Default buffer size for a file on Linux

2019-01-14 12:06发布

问题:

The documentation states that the default value for buffering is: If omitted, the system default is used. I am currently on Red Hat Linux 6, but I am not able to figure out the default buffering that is set for the system.

Can anyone please guide me as to how determine the buffering for a system?

回答1:

Since you linked to the 2.7 docs, I'm assuming you're using 2.7. (In Python 3.x, this all gets a lot simpler, because a lot more of the buffering is exposed at the Python level.)

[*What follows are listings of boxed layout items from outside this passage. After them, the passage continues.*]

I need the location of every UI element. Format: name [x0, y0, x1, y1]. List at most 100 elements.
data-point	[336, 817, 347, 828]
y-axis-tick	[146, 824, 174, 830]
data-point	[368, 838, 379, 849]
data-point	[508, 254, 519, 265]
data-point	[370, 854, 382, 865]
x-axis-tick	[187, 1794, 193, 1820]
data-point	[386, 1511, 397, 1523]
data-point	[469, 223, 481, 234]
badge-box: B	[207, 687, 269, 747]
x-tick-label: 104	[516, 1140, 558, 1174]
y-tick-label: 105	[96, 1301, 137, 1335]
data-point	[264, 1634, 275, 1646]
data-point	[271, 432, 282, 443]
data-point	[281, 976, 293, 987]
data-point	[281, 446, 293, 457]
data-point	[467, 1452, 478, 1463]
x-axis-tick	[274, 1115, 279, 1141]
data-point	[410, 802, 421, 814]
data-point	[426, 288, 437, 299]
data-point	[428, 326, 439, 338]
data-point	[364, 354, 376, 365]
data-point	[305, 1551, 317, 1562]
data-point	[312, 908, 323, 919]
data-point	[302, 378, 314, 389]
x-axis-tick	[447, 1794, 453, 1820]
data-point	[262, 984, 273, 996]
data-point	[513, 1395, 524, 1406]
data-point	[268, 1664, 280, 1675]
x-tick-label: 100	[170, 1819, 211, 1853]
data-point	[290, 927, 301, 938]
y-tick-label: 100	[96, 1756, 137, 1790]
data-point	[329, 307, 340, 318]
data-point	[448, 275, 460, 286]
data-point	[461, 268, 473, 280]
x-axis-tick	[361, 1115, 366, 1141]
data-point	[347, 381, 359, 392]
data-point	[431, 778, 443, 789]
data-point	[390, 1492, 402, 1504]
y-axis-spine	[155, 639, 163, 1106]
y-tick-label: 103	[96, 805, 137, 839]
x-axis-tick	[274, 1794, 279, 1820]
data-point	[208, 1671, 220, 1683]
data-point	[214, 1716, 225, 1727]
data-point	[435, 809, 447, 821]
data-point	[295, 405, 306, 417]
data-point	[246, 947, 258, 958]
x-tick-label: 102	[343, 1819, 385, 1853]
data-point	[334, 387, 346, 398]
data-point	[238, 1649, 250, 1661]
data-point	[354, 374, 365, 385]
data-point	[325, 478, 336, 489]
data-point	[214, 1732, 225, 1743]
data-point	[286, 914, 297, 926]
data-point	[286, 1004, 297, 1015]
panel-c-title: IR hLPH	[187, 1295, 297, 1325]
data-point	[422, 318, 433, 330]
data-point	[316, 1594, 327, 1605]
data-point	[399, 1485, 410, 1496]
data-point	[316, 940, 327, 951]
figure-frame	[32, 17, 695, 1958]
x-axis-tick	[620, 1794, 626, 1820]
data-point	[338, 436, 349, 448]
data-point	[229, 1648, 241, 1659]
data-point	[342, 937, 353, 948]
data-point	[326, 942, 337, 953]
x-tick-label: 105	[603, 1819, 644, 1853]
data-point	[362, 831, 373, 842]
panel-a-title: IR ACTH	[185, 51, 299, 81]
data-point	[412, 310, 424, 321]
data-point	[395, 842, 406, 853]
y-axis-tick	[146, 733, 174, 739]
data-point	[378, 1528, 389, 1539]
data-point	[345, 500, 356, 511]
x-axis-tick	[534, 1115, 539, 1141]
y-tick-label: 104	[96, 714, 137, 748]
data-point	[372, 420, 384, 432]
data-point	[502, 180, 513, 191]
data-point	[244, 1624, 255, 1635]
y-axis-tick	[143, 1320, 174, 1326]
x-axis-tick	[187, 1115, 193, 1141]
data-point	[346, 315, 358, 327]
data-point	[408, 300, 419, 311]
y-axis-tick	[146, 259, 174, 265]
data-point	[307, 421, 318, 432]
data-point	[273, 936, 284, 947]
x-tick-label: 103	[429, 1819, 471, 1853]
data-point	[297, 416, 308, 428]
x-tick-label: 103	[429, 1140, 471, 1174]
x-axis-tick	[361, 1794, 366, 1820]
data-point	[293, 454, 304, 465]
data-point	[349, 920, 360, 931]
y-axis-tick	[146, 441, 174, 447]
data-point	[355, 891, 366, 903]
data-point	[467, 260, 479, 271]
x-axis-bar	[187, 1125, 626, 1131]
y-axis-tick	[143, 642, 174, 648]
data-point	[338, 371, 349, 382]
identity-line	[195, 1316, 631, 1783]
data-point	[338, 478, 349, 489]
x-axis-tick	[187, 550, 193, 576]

All open actually does (on POSIX systems) is call fopen, and then, if you've passed anything for buffering, setvbuf. Since you're not passing anything, you just end up with the default buffer from fopen, which is up to your C standard library. (See the source for details. With no buffering, it passes -1 to PyFile_SetBufSize, which does nothing unless bufsize >= 0.)

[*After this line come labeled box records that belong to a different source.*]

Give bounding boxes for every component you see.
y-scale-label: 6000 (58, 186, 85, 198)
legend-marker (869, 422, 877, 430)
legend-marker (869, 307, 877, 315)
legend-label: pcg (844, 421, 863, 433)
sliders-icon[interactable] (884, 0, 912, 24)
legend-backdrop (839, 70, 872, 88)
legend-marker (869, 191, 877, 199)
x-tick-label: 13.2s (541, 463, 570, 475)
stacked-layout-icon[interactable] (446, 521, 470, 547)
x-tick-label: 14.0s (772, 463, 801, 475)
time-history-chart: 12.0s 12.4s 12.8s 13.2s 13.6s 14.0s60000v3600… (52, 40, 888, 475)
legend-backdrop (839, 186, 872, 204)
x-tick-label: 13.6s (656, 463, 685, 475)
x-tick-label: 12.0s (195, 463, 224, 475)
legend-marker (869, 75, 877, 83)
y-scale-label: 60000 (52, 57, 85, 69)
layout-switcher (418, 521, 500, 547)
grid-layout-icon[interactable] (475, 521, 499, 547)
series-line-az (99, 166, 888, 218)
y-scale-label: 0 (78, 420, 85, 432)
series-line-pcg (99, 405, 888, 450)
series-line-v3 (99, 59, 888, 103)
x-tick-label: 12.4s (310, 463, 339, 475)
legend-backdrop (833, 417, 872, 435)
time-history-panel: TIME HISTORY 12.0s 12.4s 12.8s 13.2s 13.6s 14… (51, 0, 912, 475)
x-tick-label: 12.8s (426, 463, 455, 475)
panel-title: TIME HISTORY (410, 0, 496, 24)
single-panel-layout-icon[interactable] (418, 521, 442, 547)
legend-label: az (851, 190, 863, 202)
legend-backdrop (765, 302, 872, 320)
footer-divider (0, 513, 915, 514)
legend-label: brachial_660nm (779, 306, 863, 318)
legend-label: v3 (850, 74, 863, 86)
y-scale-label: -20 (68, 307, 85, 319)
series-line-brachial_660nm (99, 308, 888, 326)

If you read the glibc setvbuf manpage, it explains that if you never call any of the buffering functions:

Normally all files are block buffered. When the first I/O operation occurs on a file, malloc(3) is called, and a buffer is obtained.

Note that it doesn't say what size buffer is obtained. This is intentional; it means the implementation can be smart and choose different buffer sizes for different cases. (There is a BUFSIZ constant, but that's only used when you call legacy functions like setbuf; it's not guaranteed to be used in any other case.)

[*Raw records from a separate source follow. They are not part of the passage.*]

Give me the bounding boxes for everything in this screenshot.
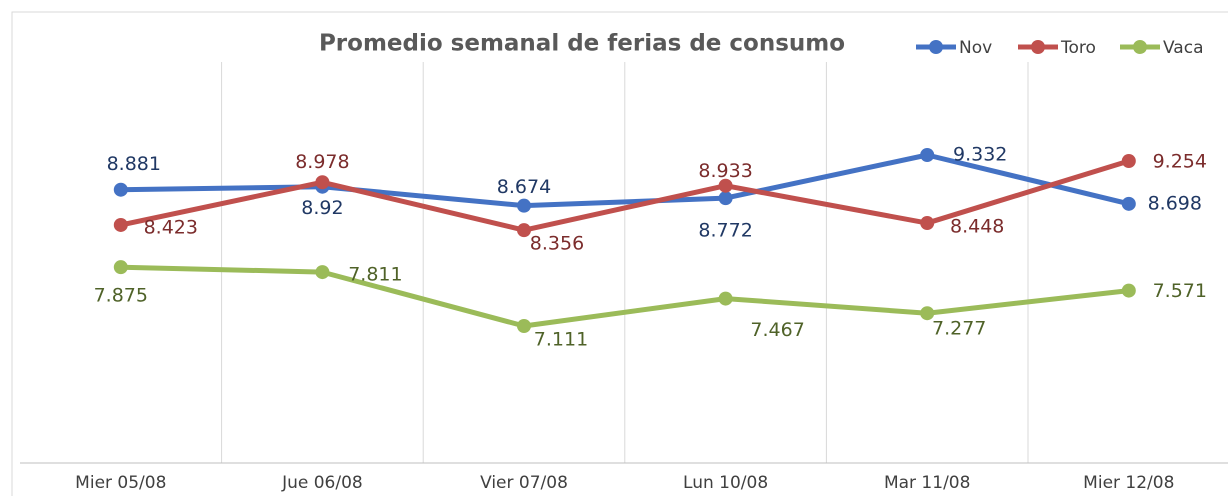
- data-point: [920, 216, 934, 230]
- data-label: 8.933: [698, 160, 752, 182]
- data-point: [719, 191, 733, 205]
- data-label: 8.772: [698, 220, 752, 242]
- chart-title: Promedio semanal de ferias de consumo: [319, 31, 845, 57]
- data-point: [114, 183, 128, 197]
- data-label: 8.423: [144, 216, 198, 238]
- data-point: [517, 319, 531, 333]
- data-label: 8.698: [1148, 192, 1202, 214]
- legend-marker: [929, 40, 943, 54]
- data-point: [517, 199, 531, 213]
- data-point: [1122, 197, 1136, 211]
- data-label: 7.571: [1153, 280, 1207, 302]
- x-tick-label: Mier 12/08: [1083, 473, 1174, 493]
- x-tick-label: Jue 06/08: [281, 473, 363, 493]
- legend-marker: [1031, 40, 1045, 54]
- data-point: [719, 292, 733, 306]
- legend-label: Nov: [959, 38, 992, 58]
- data-label: 7.811: [348, 264, 402, 286]
- data-point: [114, 260, 128, 274]
- data-point: [1122, 154, 1136, 168]
- data-point: [114, 218, 128, 232]
- x-tick-label: Mar 11/08: [884, 473, 970, 493]
- x-tick-label: Vier 07/08: [480, 473, 568, 493]
- data-point: [315, 265, 329, 279]
- legend-marker: [1133, 40, 1147, 54]
- data-label: 8.674: [497, 176, 551, 198]
- data-label: 7.277: [932, 318, 986, 340]
- chart-frame: [12, 12, 1228, 496]
- data-point: [315, 175, 329, 189]
- data-label: 7.875: [94, 285, 148, 307]
- data-label: 7.467: [750, 319, 804, 341]
- legend-label: Vaca: [1163, 38, 1204, 58]
- legend-label: Toro: [1060, 38, 1096, 58]
- x-tick-label: Mier 05/08: [75, 473, 166, 493]
- data-label: 8.448: [950, 216, 1004, 238]
- data-label: 8.978: [295, 151, 349, 173]
- data-label: 8.881: [107, 153, 161, 175]
- chart: Promedio semanal de ferias de consumo Mi…: [0, 0, 1228, 496]
- data-label: 9.332: [953, 144, 1007, 166]
- x-tick-label: Lun 10/08: [683, 473, 768, 493]
- data-point: [920, 148, 934, 162]
- data-point: [1122, 284, 1136, 298]
- data-label: 8.356: [530, 233, 584, 255]
- data-label: 8.92: [301, 197, 343, 219]
- data-label: 9.254: [1153, 151, 1207, 173]
- data-label: 7.111: [534, 329, 588, 351]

So, what does happen? Well, if you look at the glibc source, ultimately it calls the macro _IO_DOALLOCATE, which can be hooked (or overridden, because glibc unifies C++ streambuf and C stdio buffering), but ultimately, it allocates a buf of _IO_BUFSIZE, which is an alias for the platform-specific macro _G_BUFSIZE, which is 8192.

Of course you probably want to trace down the macros on your own system rather than trust the generic source.


You may wonder why there is no good documented way to get this information. Presumably it's because you're not supposed to care. If you need a specific buffer size, you set one manually; if you trust that the system knows best, just trust it. Unless you're actually working on the kernel or libc, who cares? In theory, this also leaves open the possibility that the system could do something smart here, like picking a bufsize based on the block size for the file's filesystem, or even based on running stats data, although it doesn't look like linux/glibc, FreeBSD, or OS X do anything other than use a constant. And most likely that's because it really doesn't matter for most applications. (You might want to test that out yourself—use explicit buffer sizes ranging from 1KB to 2MB on some buffered-I/O-bound script and see what the performance differences are.)



回答2:

I'm not sure it's the right answer but python 3.0 library and python 20 library both describe io.DEFAULT_BUFFER_SIZE in the same way that the default is described in the docs for open(). Coincidence?

If not, then the answer for me was:

$ python
>>> import io
>>> io.DEFAULT_BUFFER_SIZE
8192

$ lsb_release -a
No LSB modules are available.
Distributor ID: Ubuntu
Description:    Ubuntu 14.04.1 LTS
Release:        14.04
Codename:       trusty


回答3:

#include <stdio.h>

int main(int argc, char* argv[]){
  printf("%d\n", BUFSIZ);
  return 0;
}

I did 'man setvbuf' to find this. setvbuf is footnote [2] of the documentation page.